The injury will now prevent him from taking his place at Tynecastle tomorrow when his son endeavours to help St Johnstone reach their third League Cup final.
Having travelled the country to watch his son in action for both Ross County and St Johnstone, that has been a particular sore point for Miller senior. He will instead be made to sit at home and watch as the Perth side face Aberdeen in the first of the competition's semi-finals.
He has since been cheered up by both his son and grandson, the St Johnstone defender making a special effort to visit his stricken father in hospital ahead of the trip to Edinburgh. "My dad was at work at Yarrows in the BAE Systems when he was run over by a forklift truck," said Miller. "He was wearing protective earmuffs while cleaning up so he didn't hear it.
"I got a phone call from my mum and she was in a real panic. I got a real fright but mum later texted to say it was a broken leg. I took my wee boy, Ace, to see his grandad and I'd told him he'd been run over by a forklift. His first question was: 'where's the tyre tracks on your face?' That really cheered my dad up and he had a laugh.
"It could have been so much worse but the wee man was wanting blood and tyre tracks over him. I think he wanted it to be like Road Runner and Wile E Coyote or Tom and Jerry."

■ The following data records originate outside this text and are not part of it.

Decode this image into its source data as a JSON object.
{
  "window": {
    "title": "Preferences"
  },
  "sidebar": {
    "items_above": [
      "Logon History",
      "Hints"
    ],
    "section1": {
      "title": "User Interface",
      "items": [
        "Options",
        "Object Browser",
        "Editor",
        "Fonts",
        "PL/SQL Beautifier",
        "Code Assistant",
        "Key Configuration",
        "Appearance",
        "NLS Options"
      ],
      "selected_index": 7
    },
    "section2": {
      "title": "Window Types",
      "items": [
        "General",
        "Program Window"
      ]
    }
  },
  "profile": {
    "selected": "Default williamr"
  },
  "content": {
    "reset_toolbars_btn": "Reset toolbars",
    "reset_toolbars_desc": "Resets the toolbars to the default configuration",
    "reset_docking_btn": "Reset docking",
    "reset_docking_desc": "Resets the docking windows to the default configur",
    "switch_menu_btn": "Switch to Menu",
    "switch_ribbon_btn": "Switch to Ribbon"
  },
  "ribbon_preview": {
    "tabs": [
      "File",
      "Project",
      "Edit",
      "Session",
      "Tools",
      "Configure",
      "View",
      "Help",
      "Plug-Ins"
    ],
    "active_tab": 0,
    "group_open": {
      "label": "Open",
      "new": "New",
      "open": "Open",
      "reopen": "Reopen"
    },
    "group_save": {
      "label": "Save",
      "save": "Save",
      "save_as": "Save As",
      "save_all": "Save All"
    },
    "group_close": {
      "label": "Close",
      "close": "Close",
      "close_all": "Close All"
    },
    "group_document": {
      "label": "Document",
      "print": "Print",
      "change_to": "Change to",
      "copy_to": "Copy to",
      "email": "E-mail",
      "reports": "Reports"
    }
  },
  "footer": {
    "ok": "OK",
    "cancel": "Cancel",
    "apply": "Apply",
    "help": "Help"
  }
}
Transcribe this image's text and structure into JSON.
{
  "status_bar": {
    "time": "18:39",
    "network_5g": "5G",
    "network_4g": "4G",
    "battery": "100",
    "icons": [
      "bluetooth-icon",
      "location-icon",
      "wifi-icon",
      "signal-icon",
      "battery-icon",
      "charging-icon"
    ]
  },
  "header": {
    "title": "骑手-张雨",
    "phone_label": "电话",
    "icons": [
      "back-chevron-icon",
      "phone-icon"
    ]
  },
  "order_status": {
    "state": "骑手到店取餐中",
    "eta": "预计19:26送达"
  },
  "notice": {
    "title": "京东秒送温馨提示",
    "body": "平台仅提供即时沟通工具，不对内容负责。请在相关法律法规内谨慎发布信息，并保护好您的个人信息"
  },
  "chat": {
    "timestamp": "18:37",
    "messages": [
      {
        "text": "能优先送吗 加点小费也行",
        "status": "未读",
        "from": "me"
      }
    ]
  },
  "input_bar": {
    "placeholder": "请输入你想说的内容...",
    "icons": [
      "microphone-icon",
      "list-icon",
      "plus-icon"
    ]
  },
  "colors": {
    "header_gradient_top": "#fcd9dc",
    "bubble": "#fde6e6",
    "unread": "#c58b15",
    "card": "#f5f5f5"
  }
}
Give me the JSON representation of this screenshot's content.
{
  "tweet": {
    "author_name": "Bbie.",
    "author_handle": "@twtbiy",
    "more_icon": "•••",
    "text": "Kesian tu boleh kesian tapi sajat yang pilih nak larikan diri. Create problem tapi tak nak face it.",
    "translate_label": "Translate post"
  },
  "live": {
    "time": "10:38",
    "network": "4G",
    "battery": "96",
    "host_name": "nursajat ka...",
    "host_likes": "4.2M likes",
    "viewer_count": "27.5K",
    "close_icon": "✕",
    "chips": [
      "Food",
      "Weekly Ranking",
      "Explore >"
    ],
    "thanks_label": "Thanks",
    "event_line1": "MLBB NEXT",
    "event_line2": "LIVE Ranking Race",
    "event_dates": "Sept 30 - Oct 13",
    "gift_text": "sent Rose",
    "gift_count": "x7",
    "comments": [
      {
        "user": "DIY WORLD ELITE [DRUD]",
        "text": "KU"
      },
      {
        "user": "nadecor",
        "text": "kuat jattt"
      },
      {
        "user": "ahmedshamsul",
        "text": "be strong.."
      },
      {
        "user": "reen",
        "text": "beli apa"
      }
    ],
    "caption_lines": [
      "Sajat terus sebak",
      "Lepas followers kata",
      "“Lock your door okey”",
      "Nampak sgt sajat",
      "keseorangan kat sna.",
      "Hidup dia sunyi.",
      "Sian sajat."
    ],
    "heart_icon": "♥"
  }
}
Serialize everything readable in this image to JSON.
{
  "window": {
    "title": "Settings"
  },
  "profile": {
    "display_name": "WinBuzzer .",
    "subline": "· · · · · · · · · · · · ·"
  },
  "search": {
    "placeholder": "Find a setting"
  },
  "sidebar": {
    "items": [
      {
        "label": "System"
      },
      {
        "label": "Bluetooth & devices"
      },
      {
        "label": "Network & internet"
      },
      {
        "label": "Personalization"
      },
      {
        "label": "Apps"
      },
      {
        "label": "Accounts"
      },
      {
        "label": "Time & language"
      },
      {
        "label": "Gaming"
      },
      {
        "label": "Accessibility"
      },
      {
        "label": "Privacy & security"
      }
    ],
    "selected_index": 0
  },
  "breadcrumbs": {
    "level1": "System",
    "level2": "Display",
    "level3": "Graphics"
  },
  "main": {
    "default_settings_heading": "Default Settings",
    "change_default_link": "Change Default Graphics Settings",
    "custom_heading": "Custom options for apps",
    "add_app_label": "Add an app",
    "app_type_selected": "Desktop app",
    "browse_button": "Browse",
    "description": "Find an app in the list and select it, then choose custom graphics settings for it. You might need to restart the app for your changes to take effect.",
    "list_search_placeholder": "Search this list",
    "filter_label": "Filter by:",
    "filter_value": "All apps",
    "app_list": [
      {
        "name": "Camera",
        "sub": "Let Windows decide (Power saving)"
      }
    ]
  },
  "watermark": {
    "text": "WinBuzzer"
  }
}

St Johnstone, of course, intend to avoid crashing out of the competition tomorrow, not least Tommy Wright. The Northern Irishman was named manager at the start of the season and was told that winning a trophy was part of the job description.
"When I got the job the chairman [Steve Brown] said he wanted us to stay in the league and to win him a cup," said Wright, who is confident that striker Stevie May will remain at the club despite recent interest from Queens Park Rangers.
"Hopefully, we have now ensured we will be staying in the league so the first part has been taken care of. The next stage is to win a cup."